Entah kenapa mendengar ocehannya bikin kupingku panas. Serius, aku sama sekali tidak mengharapkan dia menyapaku.
"Memang siapa yang bikin saya nggak bisa keluar makan siang? Bapak enggak lihat kerjaan saya numpuk?" tanyaku ketus. Males juga pura-pura baik di depan atasan macam dia.
Pak Ramon menarik sudut bibirnya. "Ya itu kan salah kamu sendiri. Kalau kerjaan kamu bener ya nggak bakal ada revisi-revisian."
Sehari saja tidak membuatku dongkol sepertinya susah buat bos setan itu. "Bapak kalau mau makan mending cepet deh. Jangan malah gangguin kerjaan saya."
"Kamu ngusir saya?"
"Ya bagus kalau bapak nyadar."
Bodo amat! Mau dicap tidak sopan kek. Aku tidak peduli.
Pak Ramon menggeram. Dan, aku merasa puas bisa bikin dia jengkel seperti itu.
"Seblak ready, Mbak!"
Mang OB tahu-tahu sudah meletakkan bungkusan di mejaku. Siapa yang pesan seblak? Aku bahkan belum menitip apa pun sama dia.
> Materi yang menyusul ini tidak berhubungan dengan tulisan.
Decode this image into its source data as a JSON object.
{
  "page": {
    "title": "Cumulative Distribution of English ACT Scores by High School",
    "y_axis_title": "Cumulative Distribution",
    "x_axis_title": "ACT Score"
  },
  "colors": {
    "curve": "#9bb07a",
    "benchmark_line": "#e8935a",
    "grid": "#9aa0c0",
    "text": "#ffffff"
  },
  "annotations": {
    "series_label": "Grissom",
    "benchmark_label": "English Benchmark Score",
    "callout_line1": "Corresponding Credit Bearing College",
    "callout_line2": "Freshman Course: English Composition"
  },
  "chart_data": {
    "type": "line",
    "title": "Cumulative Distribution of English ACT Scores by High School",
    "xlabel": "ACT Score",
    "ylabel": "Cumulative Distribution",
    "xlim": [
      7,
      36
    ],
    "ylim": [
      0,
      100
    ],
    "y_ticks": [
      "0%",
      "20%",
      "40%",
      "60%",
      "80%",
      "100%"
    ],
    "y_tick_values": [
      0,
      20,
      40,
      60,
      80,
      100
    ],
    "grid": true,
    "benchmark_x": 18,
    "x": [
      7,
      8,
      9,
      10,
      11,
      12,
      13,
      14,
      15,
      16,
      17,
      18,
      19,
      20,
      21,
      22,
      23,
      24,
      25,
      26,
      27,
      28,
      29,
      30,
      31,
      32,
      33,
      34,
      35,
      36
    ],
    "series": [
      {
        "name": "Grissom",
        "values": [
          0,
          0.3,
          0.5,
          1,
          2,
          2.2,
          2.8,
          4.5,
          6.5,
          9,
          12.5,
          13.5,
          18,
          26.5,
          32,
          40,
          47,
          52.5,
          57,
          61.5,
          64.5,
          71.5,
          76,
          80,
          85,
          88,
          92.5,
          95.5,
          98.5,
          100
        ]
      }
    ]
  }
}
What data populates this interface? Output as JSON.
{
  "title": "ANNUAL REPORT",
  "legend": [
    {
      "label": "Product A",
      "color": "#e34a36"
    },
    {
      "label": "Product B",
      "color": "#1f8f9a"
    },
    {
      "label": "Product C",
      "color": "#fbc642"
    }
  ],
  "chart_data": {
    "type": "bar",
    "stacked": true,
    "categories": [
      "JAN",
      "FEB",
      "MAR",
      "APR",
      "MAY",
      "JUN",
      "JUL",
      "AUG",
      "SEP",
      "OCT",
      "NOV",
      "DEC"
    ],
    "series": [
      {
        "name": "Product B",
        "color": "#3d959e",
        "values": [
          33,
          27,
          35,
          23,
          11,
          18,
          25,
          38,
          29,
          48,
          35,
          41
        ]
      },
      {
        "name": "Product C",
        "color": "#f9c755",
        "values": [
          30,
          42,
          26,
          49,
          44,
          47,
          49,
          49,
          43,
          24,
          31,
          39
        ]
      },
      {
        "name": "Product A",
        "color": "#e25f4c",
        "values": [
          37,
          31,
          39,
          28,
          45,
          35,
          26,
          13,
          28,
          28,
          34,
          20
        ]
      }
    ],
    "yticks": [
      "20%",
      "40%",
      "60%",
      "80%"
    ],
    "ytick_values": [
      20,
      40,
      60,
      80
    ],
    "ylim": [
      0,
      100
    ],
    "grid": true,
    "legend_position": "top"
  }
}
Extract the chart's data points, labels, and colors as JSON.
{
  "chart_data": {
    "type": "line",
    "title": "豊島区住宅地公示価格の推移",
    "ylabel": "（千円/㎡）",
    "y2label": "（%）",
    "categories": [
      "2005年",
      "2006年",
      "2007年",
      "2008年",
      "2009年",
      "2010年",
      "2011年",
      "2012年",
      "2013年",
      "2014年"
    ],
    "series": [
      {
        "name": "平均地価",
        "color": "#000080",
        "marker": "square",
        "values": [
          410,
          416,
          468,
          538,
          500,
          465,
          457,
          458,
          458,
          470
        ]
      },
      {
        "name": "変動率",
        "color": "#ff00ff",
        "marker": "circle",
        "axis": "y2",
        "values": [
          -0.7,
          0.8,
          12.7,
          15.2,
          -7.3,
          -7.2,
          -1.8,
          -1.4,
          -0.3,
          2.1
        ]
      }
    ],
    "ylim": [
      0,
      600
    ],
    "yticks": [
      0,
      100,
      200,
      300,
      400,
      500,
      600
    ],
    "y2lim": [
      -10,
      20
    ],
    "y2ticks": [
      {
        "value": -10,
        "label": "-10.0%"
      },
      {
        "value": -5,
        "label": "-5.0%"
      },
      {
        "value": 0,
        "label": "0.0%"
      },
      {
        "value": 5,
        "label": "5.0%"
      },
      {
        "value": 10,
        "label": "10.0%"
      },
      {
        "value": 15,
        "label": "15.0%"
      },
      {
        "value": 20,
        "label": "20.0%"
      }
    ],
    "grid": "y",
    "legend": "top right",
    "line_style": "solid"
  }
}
"Mang, salah kirim ya?" tanyaku heran.
"Enggak. Itu beneran seblak buat Mbak Via."
"Iya, tapi saya kan nggak pesen."
"Anggap aja itu rejeki, Mbak."
"Eh? Mamang traktir saya?"
Mang OB mengibaskan tangan. "Bukan, Mbak. Saya mah cuma dititipin."
"Iya, tapi siapa yang kasih in-"
"Saya ke belakang dulu, Mbak. Laper juga."
Dan, OB itu langsung ngacir meninggalkanku yang masih bengong, kebingungan. Aku melirik dan menyingkap sedikit styrofoam box berwarna putih di atas meja. Isinya beneran seblak yang terbungkus plastik transparan.
"Dimakan aja sih, pake tanya siapa yang kasih."
Aku lupa kalau masih ada Pak Ramon di sini. Kepalaku mendongak, manusia yang tingginya nggak kira-kira itu masih menjulang di hadapanku. "Bapak belum pergi?"
Mata birunya mendadak menyorot tajam saat aku bertanya. Apa pertanyaanku salah?
"Dasar tak tahu terima kasih," gerutunya. Lalu beranjak masuk ke ruangannya alih-alih keluar kantor. Apa dia nggak makan siang?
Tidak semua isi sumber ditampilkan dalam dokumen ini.